The direction of the market is expected to be influenced by fluctuations in commodity prices, the US dollar index, and key macroeconomic data from the US. Geopolitical developments are also likely to play a crucial role on the global stage.
Domestically, upcoming data on manufacturing and services PMI, monthly auto sales, and quarterly corporate earnings could drive stock-specific movements in the near term.
Last week, the key benchmark indices, Nifty and Sensex, maintained their upward momentum for the third consecutive week, achieving fresh record highs.
This rally was fuelled by growing optimism surrounding potential reductions in borrowing costs by major central banks, including the Reserve Bank of India (RBI), following a 50 basis point cut by the US Federal Reserve in the week ending 20 September.

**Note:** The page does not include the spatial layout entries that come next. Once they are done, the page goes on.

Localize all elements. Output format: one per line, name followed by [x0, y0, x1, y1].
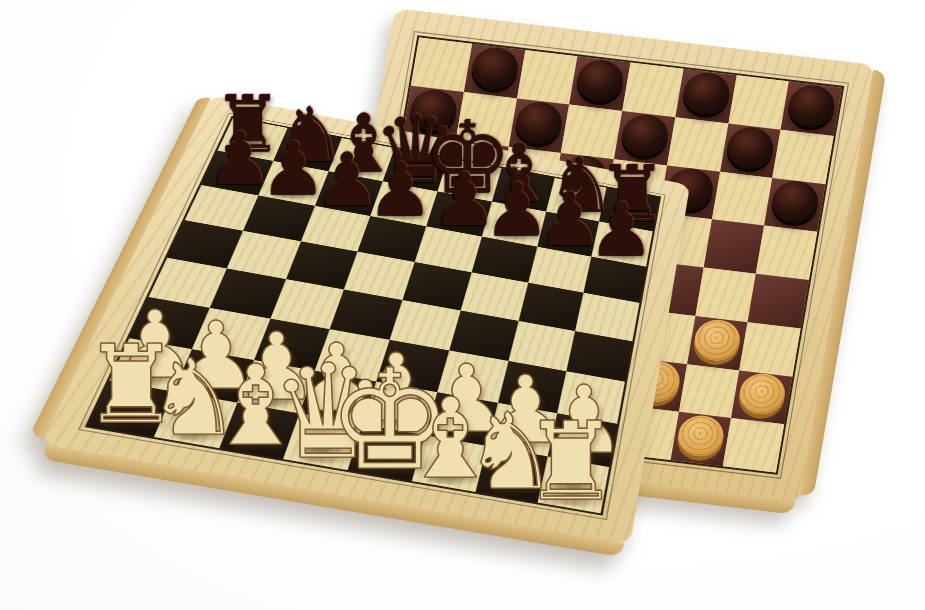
chess-piece-dark-pawn[interactable]: ♟	[588, 193, 654, 267]
checkers-square-0-0[interactable]	[411, 37, 472, 91]
checkers-square-7-7[interactable]	[723, 418, 784, 472]
checkers-square-0-6[interactable]	[728, 75, 789, 129]
checkers-square-3-7[interactable]	[756, 226, 817, 280]
chess-piece-dark-pawn[interactable]: ♟	[367, 153, 433, 227]
checkers-square-6-6[interactable]	[678, 364, 739, 418]
checkers-square-3-6[interactable]	[703, 219, 764, 273]
checkers-square-1-5[interactable]	[667, 117, 728, 171]
checkers-square-0-4[interactable]	[622, 63, 683, 117]
checkers-square-0-2[interactable]	[517, 50, 578, 104]
product-photo-scene: ♜♞♝♛♚♝♞♜♟♟♟♟♟♟♟♟♟♟♟♟♟♟♟♟♜♞♝♛♚♝♞♜	[0, 0, 925, 610]
checkers-square-4-6[interactable]	[695, 268, 756, 322]
chess-piece-light-rook[interactable]: ♜	[523, 408, 620, 516]
checkers-square-4-7[interactable]	[748, 274, 809, 328]
checkers-square-2-6[interactable]	[711, 171, 772, 225]
checkers-square-5-7[interactable]	[740, 322, 801, 376]
checkers-square-1-7[interactable]	[773, 129, 834, 183]
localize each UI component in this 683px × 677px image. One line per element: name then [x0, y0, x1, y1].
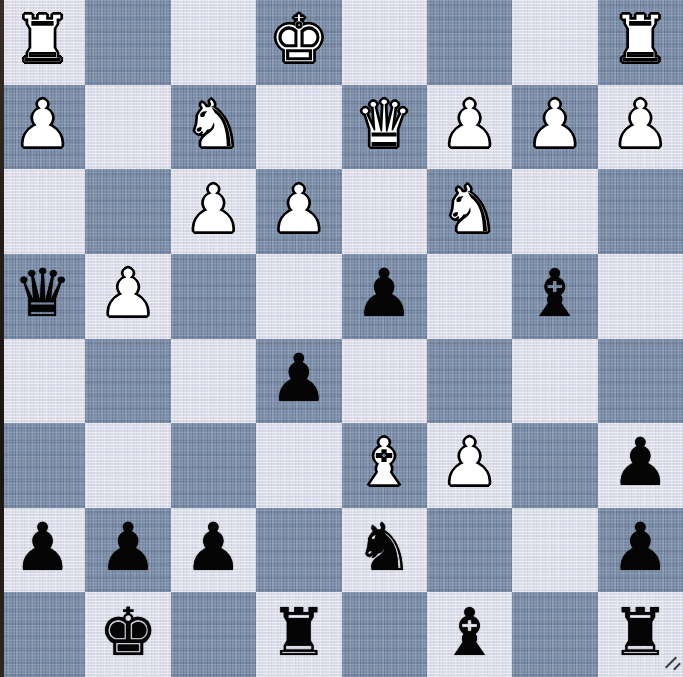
square-f1[interactable]: [171, 0, 256, 85]
square-d5[interactable]: [342, 339, 427, 424]
black-pawn[interactable]: ♟: [611, 515, 670, 581]
square-g6[interactable]: [85, 423, 170, 508]
square-f3[interactable]: ♟: [171, 169, 256, 254]
black-rook[interactable]: ♜: [269, 600, 328, 666]
square-d1[interactable]: [342, 0, 427, 85]
square-d8[interactable]: [342, 592, 427, 677]
square-f7[interactable]: ♟: [171, 508, 256, 593]
black-queen[interactable]: ♛: [13, 261, 72, 327]
square-a3[interactable]: [598, 169, 683, 254]
black-bishop[interactable]: ♝: [525, 261, 584, 327]
white-pawn[interactable]: ♟: [13, 92, 72, 158]
square-c7[interactable]: [427, 508, 512, 593]
square-g5[interactable]: [85, 339, 170, 424]
board-edge-strip: [0, 0, 4, 677]
white-pawn[interactable]: ♟: [611, 92, 670, 158]
square-g1[interactable]: [85, 0, 170, 85]
resize-slash: [673, 663, 681, 671]
square-e7[interactable]: [256, 508, 341, 593]
square-b1[interactable]: [512, 0, 597, 85]
white-pawn[interactable]: ♟: [184, 177, 243, 243]
black-pawn[interactable]: ♟: [98, 515, 157, 581]
square-f8[interactable]: [171, 592, 256, 677]
square-h4[interactable]: ♛: [0, 254, 85, 339]
square-h6[interactable]: [0, 423, 85, 508]
black-pawn[interactable]: ♟: [611, 430, 670, 496]
square-b5[interactable]: [512, 339, 597, 424]
black-bishop[interactable]: ♝: [440, 600, 499, 666]
square-c4[interactable]: [427, 254, 512, 339]
square-c3[interactable]: ♞: [427, 169, 512, 254]
square-e6[interactable]: [256, 423, 341, 508]
white-pawn[interactable]: ♟: [440, 430, 499, 496]
square-b4[interactable]: ♝: [512, 254, 597, 339]
white-pawn[interactable]: ♟: [525, 92, 584, 158]
resize-handle-icon[interactable]: [659, 651, 681, 673]
square-d4[interactable]: ♟: [342, 254, 427, 339]
square-h1[interactable]: ♜: [0, 0, 85, 85]
square-a1[interactable]: ♜: [598, 0, 683, 85]
square-b7[interactable]: [512, 508, 597, 593]
square-d2[interactable]: ♛: [342, 85, 427, 170]
square-d3[interactable]: [342, 169, 427, 254]
white-bishop[interactable]: ♝: [355, 430, 414, 496]
square-f2[interactable]: ♞: [171, 85, 256, 170]
square-a2[interactable]: ♟: [598, 85, 683, 170]
square-a5[interactable]: [598, 339, 683, 424]
square-g3[interactable]: [85, 169, 170, 254]
square-e1[interactable]: ♚: [256, 0, 341, 85]
square-c6[interactable]: ♟: [427, 423, 512, 508]
square-f6[interactable]: [171, 423, 256, 508]
white-queen[interactable]: ♛: [355, 92, 414, 158]
square-g4[interactable]: ♟: [85, 254, 170, 339]
square-c8[interactable]: ♝: [427, 592, 512, 677]
square-h5[interactable]: [0, 339, 85, 424]
square-c2[interactable]: ♟: [427, 85, 512, 170]
white-knight[interactable]: ♞: [184, 92, 243, 158]
chess-board: ♜♚♜♟♞♛♟♟♟♟♟♞♛♟♟♝♟♝♟♟♟♟♟♞♟♚♜♝♜: [0, 0, 683, 677]
square-a6[interactable]: ♟: [598, 423, 683, 508]
square-d6[interactable]: ♝: [342, 423, 427, 508]
white-pawn[interactable]: ♟: [98, 261, 157, 327]
square-g7[interactable]: ♟: [85, 508, 170, 593]
white-rook[interactable]: ♜: [611, 7, 670, 73]
square-e2[interactable]: [256, 85, 341, 170]
black-pawn[interactable]: ♟: [13, 515, 72, 581]
square-e8[interactable]: ♜: [256, 592, 341, 677]
square-h3[interactable]: [0, 169, 85, 254]
square-h2[interactable]: ♟: [0, 85, 85, 170]
square-e5[interactable]: ♟: [256, 339, 341, 424]
square-h8[interactable]: [0, 592, 85, 677]
black-pawn[interactable]: ♟: [269, 346, 328, 412]
white-king[interactable]: ♚: [269, 7, 328, 73]
white-knight[interactable]: ♞: [440, 177, 499, 243]
square-f4[interactable]: [171, 254, 256, 339]
white-pawn[interactable]: ♟: [269, 177, 328, 243]
square-h7[interactable]: ♟: [0, 508, 85, 593]
square-c5[interactable]: [427, 339, 512, 424]
white-pawn[interactable]: ♟: [440, 92, 499, 158]
square-c1[interactable]: [427, 0, 512, 85]
square-e3[interactable]: ♟: [256, 169, 341, 254]
square-d7[interactable]: ♞: [342, 508, 427, 593]
square-a7[interactable]: ♟: [598, 508, 683, 593]
square-e4[interactable]: [256, 254, 341, 339]
black-knight[interactable]: ♞: [355, 515, 414, 581]
square-b3[interactable]: [512, 169, 597, 254]
chess-board-window: ♜♚♜♟♞♛♟♟♟♟♟♞♛♟♟♝♟♝♟♟♟♟♟♞♟♚♜♝♜: [0, 0, 683, 677]
square-g2[interactable]: [85, 85, 170, 170]
black-pawn[interactable]: ♟: [184, 515, 243, 581]
square-f5[interactable]: [171, 339, 256, 424]
square-b6[interactable]: [512, 423, 597, 508]
square-b2[interactable]: ♟: [512, 85, 597, 170]
black-pawn[interactable]: ♟: [355, 261, 414, 327]
square-g8[interactable]: ♚: [85, 592, 170, 677]
square-a4[interactable]: [598, 254, 683, 339]
black-king[interactable]: ♚: [98, 600, 157, 666]
white-rook[interactable]: ♜: [13, 7, 72, 73]
square-b8[interactable]: [512, 592, 597, 677]
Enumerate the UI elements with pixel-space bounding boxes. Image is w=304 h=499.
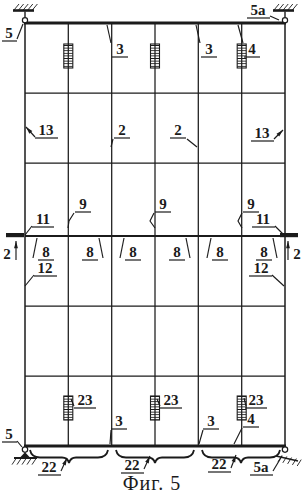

On Friday, the Sensex closed at 85,571, down 264 points, or 0.31 per cent, while the Nifty settled at 26,178, down 37 points, or 0.14 per cent.
Among sectoral indices, metals emerged as the top performer, followed closely by the auto sector.
The People’s Bank of China (PBoC) reduced the cash reserves that banks must hold by 50 basis points in an effort to support its faltering economic growth.
In terms of domestic sentiment, robust foreign inflows have bolstered the market. In September alone, foreign institutional investors (FIIs) invested ₹25,215.25 crore in the cash segment, while domestic institutional investors (DIIs) invested ₹25,214.25 crore.
Vishnu Kant Upadhyay, Assistant Vice President of Research and Advisory at Master Capital Services, noted: “Nifty has delivered a strong weekly closing for the third consecutive month, now trading above 26,000. Market sentiment remains positive, with immediate resistance at 26,500. A breakout above this level could propel the index towards 26,650.”
“On the downside, key support is at 25,900; a breach could trigger selling pressure towards 25,600. Given the prevailing positive sentiment, we recommend a ‘buy on dip’ strategy for traders looking to capitalise on any short-term corrections,” Upadhyay added.
Santosh Meena, Head of Research at Swastika Investmart, commented: “Last week, Bank Nifty witnessed some profit booking around the 54,500 level. Immediate support levels are at 53,700, 53,300, and 53,000, with bullish momentum persisting as long as it remains above the 53,000 mark. Resistance levels are noted at 54,500, 55,000, and 55,500.”